- ¿Tiempo para qué?

- Para encontrar mi collar, claro.

Dejo caer la cabeza sobre la mesa con un golpe sordo. Por lo visto, esta chica es inasequible al desaliento.

- Escucha -le digo por fin, levantando un poco la cabeza-, ¿para qué necesitas ese collar con tanta urgencia? ¿Y por qué ese collar en particular? ¿Era un regalo o algo así?

Se queda en silencio, con la mirada perdida. No se mueve ni una mosca en la habitación. Bueno, salvo sus pies, que no para de balancear rítmicamente.

- Me lo regalaron mis padres al cumplir veintiún años -dice al fin-. Me sentía feliz cuando lo llevaba.

- Vale, muy bonito. Pero…

- Lo conservé toda mi vida. Lo llevé toda mi vida. -De repente se agita-. Perdí otras cosas, pero el collar lo conservé. Es el objeto más importante que he poseído. Lo necesito.

Se retuerce las manos y mantiene la cabeza gacha. Está tan pálida y delgada que parece una flor marchita. Siento una punzada de compasión y estoy a punto de decir «Tranquila, encontraré tu collar», cuando bosteza con afectación y, estirando los esbeltos brazos por encima de la cabeza, dice:

- Esto es un aburrimiento. Ojalá pudiera ir a un cabaret.
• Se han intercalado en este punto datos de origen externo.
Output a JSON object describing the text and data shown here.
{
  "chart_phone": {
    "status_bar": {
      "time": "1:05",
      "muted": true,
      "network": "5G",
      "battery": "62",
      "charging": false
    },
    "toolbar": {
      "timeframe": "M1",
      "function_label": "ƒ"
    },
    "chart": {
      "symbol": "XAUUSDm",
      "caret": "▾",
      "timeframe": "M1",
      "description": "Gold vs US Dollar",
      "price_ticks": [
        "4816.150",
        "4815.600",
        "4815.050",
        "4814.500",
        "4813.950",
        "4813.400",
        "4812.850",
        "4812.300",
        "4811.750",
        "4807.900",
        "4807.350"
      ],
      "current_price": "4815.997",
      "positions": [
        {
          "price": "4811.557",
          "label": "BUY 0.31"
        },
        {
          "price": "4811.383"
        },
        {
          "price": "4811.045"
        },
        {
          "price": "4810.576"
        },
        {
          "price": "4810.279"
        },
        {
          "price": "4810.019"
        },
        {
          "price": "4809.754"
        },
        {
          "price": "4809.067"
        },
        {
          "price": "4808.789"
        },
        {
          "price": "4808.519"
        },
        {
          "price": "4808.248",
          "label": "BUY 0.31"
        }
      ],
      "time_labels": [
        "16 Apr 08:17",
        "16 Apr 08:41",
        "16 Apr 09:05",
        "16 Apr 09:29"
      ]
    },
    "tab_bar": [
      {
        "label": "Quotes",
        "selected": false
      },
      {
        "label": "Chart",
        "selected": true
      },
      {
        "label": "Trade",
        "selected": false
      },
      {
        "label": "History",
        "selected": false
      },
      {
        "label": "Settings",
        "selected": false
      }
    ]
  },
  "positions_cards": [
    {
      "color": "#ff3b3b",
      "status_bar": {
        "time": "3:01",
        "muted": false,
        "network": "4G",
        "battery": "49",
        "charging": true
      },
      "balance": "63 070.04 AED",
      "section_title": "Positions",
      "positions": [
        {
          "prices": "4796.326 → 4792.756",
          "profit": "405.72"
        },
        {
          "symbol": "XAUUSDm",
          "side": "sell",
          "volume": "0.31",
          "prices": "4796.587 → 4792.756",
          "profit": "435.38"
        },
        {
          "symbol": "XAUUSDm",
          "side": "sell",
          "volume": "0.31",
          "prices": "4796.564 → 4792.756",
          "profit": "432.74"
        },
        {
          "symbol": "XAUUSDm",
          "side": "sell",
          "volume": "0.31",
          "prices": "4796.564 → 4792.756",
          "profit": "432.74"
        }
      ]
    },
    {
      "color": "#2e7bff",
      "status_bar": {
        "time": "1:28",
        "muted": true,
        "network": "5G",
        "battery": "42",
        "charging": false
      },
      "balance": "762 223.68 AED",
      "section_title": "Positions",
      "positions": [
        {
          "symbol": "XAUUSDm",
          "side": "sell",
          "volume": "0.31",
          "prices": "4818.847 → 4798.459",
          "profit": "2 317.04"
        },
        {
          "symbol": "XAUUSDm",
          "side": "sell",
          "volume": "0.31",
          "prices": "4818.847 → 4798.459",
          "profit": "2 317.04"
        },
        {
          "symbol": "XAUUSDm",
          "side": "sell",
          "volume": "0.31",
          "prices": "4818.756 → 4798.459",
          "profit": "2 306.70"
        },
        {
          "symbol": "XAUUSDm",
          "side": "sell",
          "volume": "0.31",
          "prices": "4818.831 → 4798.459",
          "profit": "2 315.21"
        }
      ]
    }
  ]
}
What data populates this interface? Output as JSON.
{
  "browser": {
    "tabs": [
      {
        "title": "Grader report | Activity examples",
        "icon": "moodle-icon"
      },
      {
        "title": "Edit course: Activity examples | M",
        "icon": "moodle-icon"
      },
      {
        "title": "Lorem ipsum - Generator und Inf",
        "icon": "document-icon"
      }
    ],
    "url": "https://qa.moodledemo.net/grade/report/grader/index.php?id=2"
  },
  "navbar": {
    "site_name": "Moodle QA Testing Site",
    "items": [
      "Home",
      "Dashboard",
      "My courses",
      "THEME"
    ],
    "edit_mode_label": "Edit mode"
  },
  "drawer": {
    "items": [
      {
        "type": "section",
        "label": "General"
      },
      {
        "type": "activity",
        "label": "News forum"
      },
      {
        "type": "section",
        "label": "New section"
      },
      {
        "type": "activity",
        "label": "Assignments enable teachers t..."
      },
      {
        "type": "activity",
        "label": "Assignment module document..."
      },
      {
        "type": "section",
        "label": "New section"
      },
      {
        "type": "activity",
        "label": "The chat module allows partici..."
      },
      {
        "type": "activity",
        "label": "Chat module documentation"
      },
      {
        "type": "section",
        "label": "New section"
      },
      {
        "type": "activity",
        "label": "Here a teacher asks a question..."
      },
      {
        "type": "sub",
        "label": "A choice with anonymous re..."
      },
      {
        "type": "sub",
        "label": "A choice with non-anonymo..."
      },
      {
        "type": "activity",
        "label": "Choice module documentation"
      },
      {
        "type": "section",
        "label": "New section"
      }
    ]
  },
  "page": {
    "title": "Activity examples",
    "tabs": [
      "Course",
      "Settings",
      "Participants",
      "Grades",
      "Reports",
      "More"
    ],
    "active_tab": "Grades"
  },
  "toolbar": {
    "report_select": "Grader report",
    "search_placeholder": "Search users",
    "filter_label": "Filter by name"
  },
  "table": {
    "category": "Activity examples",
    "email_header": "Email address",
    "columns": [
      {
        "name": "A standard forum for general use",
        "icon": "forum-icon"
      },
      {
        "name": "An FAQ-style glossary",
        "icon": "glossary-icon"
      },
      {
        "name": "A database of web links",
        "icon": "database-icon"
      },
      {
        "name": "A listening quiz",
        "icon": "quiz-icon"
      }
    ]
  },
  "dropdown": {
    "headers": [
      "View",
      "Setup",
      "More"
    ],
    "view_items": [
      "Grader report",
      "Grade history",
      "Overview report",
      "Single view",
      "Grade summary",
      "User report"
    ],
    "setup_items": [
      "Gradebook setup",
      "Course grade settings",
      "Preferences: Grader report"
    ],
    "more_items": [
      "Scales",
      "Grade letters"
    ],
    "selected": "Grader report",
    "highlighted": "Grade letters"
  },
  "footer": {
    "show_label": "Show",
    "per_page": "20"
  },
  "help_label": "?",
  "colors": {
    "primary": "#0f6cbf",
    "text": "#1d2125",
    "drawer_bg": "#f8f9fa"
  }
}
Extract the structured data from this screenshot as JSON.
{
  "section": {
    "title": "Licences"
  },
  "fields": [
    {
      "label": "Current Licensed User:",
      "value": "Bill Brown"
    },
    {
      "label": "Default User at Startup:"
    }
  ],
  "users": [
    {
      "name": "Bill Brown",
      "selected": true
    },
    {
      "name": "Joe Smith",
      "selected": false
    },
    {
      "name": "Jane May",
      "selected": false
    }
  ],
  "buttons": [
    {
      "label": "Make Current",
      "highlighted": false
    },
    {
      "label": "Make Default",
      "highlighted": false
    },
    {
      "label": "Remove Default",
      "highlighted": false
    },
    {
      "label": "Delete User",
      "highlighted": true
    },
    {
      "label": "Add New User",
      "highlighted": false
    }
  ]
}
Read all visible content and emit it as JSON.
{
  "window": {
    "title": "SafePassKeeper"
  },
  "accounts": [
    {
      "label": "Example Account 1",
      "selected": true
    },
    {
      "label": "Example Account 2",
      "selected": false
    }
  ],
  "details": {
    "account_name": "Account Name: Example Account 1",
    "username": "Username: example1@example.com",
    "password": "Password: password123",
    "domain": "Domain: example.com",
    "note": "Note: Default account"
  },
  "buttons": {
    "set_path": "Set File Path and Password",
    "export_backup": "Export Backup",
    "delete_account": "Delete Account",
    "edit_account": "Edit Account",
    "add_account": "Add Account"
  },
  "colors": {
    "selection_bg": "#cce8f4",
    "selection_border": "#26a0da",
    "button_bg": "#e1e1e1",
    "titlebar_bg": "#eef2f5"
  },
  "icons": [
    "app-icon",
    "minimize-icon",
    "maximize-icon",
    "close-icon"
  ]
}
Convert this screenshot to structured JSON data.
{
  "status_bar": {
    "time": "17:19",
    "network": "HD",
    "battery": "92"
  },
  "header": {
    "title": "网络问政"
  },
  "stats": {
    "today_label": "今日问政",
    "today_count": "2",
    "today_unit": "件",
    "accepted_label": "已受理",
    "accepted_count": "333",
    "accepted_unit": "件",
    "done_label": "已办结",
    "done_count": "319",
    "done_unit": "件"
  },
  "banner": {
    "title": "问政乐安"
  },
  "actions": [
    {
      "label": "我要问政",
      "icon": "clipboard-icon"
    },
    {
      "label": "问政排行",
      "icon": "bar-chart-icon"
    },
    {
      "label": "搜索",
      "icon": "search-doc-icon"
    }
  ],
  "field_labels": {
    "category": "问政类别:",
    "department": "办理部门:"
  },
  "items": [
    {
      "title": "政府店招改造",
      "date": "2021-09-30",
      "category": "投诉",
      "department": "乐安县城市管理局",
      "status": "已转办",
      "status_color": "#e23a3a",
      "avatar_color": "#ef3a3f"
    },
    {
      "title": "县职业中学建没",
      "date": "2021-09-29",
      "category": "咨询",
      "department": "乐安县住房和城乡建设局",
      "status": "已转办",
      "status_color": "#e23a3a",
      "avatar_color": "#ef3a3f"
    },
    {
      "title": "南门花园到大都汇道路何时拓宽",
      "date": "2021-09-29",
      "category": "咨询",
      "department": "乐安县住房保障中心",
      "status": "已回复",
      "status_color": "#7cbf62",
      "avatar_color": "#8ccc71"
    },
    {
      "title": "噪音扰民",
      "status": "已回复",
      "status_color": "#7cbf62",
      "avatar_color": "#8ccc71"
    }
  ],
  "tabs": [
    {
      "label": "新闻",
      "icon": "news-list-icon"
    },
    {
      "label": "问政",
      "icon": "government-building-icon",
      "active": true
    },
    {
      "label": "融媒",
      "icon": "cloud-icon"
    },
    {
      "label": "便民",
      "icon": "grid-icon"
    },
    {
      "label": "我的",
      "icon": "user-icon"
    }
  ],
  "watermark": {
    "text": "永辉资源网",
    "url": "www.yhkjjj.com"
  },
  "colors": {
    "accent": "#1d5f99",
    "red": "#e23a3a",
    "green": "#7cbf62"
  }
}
¡Pero bueno…! La miro ceñuda. ¿Así me demuestra su gratitud?

- Si tan aburrida estás -le suelto-, podemos ir a terminar tu funeral, ¿no te parece?

Se tapa la boca para sofocar un grito.

- No te atreverías.

- Quizá sí.

Nos interrumpe un golpe en la puerta y enseguida se asoma una mujer uniformada de aire jovial.

- ¿Lara Lington?

Una hora después, he terminado de prestar «declaración». En mi vida había pasado un trago parecido. Menudo desastre.

Primero me olvido del nombre de la residencia. Luego le explico mal la secuencia y me veo obligada a convencer a la mujer policía de que recorrí un kilómetro a pie en cinco minutos. Acabo diciéndole que me estaba entrenando para convertirme en corredora de marcha atlética. Sólo de pensarlo me muero de vergüenza. Es imposible que me haya creído, ¿Acaso tengo yo pinta de corredora de marcha?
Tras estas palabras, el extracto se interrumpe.